The friend o’ mine embarking upon a program of self-loathing and torture bit of sci fi writing asked me about my influences, including novels and short stories. So I took a quick turn about my shelves in search of. I have lots, yet they’re only a tiny fraction of the SF universe, and tend to cluster around just a few decades and authors. So grain o’ salt, follow your own star and all that.
The list appears below, but first, I shall say a few words about reading in order to become a writer.
All writers will, of course, tell you that you must be a reader first, and that is true. Reading the works of other authors is the only way to get a broad and intimate view of the art of wordsmithing. I’ve listed my influences here, meaning those authors whose work was particularly potent, the stuff with staying power. But they don’t include the vast number of authors I read who were wretchedly bad, or indifferent, or classic but not particularly influential to me – at least, no consciously. But all were valuable. The bad ones taught me which mistakes to avoid, boosted my self esteem, and gave me hope that if they could make it, so could I. The indifferent ones taught me how to punch my own writing up; without them, I may not have recognized the dull bits. And the classics gave me a solid grounding in what used to be state-of-the-genre, and probably taught me much more than I knew, even when they weren’t firing me up.

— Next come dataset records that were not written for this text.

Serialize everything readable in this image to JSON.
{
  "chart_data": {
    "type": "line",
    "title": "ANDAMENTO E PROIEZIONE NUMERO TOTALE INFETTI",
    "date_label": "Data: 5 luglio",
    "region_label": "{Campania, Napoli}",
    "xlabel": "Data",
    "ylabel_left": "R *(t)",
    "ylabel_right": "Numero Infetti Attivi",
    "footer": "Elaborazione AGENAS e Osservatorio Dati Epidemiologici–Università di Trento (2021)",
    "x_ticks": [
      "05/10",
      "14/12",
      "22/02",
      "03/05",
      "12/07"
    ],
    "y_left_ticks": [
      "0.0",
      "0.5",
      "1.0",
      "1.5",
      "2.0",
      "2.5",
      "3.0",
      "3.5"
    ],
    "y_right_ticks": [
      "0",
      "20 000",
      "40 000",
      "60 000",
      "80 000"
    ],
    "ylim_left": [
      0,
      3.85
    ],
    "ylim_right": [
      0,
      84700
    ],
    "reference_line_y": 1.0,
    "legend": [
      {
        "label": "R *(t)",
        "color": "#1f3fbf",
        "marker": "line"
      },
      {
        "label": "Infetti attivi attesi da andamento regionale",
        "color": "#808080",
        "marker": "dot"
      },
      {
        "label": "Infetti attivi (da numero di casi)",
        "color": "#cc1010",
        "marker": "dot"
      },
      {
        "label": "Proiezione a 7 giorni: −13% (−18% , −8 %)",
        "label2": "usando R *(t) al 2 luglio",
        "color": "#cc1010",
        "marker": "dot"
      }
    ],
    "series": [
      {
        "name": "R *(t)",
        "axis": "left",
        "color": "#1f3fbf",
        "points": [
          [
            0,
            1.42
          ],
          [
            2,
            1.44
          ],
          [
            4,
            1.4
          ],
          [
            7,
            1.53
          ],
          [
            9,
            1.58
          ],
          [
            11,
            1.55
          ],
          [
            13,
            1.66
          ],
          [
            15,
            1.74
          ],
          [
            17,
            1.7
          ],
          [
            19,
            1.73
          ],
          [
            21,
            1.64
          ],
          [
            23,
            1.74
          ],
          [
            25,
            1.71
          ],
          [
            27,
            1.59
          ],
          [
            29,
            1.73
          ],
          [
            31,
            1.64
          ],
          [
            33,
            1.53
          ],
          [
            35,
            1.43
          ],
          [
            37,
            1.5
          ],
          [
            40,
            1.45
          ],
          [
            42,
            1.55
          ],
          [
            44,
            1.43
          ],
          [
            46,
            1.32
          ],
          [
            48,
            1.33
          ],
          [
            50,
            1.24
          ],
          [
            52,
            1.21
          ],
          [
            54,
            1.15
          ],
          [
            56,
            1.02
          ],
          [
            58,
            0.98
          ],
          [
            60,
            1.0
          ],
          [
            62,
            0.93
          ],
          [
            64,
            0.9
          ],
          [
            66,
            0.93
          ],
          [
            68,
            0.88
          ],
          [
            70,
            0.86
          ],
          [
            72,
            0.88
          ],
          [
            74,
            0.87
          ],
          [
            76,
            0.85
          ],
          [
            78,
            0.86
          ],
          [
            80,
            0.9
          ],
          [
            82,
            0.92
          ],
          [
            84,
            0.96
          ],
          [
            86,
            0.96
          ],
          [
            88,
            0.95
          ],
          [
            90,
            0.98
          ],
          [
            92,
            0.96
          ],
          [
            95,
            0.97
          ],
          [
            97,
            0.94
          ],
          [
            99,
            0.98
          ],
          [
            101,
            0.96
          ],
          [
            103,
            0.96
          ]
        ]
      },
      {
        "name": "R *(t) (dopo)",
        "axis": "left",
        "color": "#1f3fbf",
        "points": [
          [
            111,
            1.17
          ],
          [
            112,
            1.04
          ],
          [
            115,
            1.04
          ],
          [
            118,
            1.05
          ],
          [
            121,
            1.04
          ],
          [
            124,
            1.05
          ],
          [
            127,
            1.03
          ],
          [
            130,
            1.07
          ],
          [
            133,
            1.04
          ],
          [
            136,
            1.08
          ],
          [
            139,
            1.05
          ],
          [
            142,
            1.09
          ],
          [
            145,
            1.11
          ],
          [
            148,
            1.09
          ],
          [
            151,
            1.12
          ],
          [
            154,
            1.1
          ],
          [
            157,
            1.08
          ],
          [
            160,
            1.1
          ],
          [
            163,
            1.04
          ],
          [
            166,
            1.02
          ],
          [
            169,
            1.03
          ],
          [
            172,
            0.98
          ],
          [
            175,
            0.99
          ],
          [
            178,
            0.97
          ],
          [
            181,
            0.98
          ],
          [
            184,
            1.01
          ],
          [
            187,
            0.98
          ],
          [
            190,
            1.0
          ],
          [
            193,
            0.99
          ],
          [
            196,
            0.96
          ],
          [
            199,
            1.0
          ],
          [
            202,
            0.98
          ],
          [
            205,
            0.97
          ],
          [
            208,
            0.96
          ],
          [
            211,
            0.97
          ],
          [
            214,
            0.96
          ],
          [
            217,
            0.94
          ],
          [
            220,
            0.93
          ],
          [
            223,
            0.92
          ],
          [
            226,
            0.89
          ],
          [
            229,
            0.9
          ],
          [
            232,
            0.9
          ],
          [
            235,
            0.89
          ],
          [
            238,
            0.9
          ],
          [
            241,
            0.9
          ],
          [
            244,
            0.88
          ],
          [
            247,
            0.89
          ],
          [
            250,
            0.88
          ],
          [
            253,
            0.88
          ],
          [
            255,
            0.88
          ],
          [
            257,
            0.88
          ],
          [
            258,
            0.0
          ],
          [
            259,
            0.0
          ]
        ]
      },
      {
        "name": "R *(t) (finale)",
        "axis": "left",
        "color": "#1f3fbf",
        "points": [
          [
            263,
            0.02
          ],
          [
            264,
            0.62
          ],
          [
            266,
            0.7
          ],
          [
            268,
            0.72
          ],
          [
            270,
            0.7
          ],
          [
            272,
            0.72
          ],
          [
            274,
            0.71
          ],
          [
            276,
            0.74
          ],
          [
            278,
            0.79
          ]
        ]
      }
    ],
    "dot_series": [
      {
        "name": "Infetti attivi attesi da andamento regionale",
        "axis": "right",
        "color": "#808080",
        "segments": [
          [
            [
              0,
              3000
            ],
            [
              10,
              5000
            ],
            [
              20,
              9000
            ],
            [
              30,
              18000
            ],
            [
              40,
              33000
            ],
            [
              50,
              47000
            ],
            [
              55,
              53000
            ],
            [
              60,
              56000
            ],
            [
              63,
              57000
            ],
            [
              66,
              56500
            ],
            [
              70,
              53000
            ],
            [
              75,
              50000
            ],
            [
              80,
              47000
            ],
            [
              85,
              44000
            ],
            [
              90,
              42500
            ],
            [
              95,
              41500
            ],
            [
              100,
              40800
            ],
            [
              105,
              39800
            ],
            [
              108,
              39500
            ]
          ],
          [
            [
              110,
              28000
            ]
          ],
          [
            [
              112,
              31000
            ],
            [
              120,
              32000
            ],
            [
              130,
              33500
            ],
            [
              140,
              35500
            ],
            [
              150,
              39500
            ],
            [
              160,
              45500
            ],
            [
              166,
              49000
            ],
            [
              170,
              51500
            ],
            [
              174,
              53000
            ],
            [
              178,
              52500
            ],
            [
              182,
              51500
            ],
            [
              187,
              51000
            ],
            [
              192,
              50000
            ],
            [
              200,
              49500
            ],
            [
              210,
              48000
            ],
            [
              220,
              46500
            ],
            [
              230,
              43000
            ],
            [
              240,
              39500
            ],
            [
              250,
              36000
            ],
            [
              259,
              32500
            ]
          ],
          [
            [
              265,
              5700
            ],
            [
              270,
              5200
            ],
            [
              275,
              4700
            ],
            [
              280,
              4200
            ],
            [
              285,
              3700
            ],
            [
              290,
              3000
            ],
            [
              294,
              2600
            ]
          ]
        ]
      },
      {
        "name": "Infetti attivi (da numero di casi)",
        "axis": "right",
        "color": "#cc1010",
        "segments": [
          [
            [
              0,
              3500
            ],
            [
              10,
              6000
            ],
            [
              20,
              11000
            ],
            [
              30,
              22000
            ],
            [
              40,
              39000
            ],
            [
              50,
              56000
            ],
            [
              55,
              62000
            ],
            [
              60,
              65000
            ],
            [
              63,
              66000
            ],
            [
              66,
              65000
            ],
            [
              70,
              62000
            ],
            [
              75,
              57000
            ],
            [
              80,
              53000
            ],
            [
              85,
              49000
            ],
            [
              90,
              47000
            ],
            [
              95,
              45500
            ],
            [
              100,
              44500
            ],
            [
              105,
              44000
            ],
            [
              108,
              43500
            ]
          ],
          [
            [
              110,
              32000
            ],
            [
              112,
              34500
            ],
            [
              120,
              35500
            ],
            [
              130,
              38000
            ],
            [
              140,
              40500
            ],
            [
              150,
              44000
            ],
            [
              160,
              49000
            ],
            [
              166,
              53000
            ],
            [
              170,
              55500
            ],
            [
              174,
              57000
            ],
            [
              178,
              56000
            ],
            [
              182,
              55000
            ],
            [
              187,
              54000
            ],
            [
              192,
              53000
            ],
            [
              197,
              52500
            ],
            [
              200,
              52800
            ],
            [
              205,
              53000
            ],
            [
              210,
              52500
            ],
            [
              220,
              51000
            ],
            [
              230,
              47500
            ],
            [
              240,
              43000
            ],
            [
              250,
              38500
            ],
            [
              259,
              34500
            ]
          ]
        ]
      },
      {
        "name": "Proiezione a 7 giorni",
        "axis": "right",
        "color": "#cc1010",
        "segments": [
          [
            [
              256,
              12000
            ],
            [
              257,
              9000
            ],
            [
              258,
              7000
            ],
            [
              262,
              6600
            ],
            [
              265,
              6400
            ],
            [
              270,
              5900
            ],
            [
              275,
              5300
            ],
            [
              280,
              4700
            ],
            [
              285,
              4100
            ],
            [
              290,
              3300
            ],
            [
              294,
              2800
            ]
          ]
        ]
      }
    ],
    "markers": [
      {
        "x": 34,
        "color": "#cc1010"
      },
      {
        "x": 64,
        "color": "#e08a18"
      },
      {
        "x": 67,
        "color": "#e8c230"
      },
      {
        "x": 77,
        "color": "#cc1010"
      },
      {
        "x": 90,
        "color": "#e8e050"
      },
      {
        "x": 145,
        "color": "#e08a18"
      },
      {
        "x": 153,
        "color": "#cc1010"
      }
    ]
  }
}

Reading fiction is essential, but so is reading about the craft of fiction writing. To that end, I’ve included a short list of books that were particularly helpful in turning me from a rank amateur into someone who could scribble things of interest outside the immediate circle of family and friends and others who felt they owed me shameless flattery. I’ve read a lot of books on writing. Some have been rather hackneyed attempts to take advantage of inexperienced but eager people, but many more have been quite useful. Some writers can teach themselves the craft, but it’s always helpful to have good teachers.
But it’s not just books on how to write that are useful teaching tools. Get your hands on books about some of your favorite authors and their creations. Look for biographies, literary criticism, philosophy of their worlds, science of their worlds, other authors’ essays on how awesome that author was and how their own writing was influenced by, etc. Choose one or two or a few amazing authors, and delve into their craft, learning as much as you can about how they did what they did.
Read collections. Collections of the best, the boldest, the cutting edge, the classics. There are endless anthologies out there – avail yourself of them. Stuff yourself with stories until you’re overflowing.
And speaking of stories, don’t forget they’re found in more than prose works. Read comics: there is some extraordinary storytelling being done there in those colorful pages. Watch teevee: many television series can teach you essentials of the craft you may not have picked up from your reading. So can movies. And don’t forget to listen to the commentary, where you can pick up all sorts of useful tips and tricks. Video games, I’m assured by those who play them, can also contain amazing stories and provide inspiration. And all of these very visual (and sometimes auditory) mediums can help you visualize your tale in the kind of vivid detail it takes to help create story worlds your readers feel they’re actually in, story people they feel are more real than the flesh-and-blood folk around them.
Finally, don’t forget that influences and inspiration come from all sorts of unexpected places: it’s not just within your genre or things immediately related to the art and craft of storytelling that will influence you. Be prepared for anything. Consider each moment, each experience, to be potential fodder. A writer never stops writing, even when they’re not putting words on a page; words aren’t always what influence our writing the most.
That said, words are important. Here is a list of people who are very good with words indeed, and books that may help you on the journey.
Books on Writing
A note on submissions: most of these books were written before the electronic age. Find another source for current submissions guidelines.
How to Write Science Fiction and Fantasy by Orson Scott Card. (No, I can’t stand him as a human being, but that doesn’t change the fact this book was invaluable when I was just starting out.)
Elements of Fiction Writing series by Writer’s Digest Books.
Writing the Breakout Novel by Donald Maas. Sounds like a gimmick, I know, but it’s solid advice by a good agent and helped me immensely.
Writing Science Fiction and Fantasy by the Editors of Analog and Asimov’s. It’s worth it for Connie Willis alone.
World Building by Stephen L. Gillett.
The Writer’s Journey by Christopher Vogler.
Redshift. Al Sarrantonio, ed.
Again, Dangerous Visions. Harlan Ellison, ed.
Flights. Al Sarrantonio, ed.
Year’s Best Fantasy and Horror. Datlow et al, eds.
Fairy Tale Series. Datlow and Windling, eds.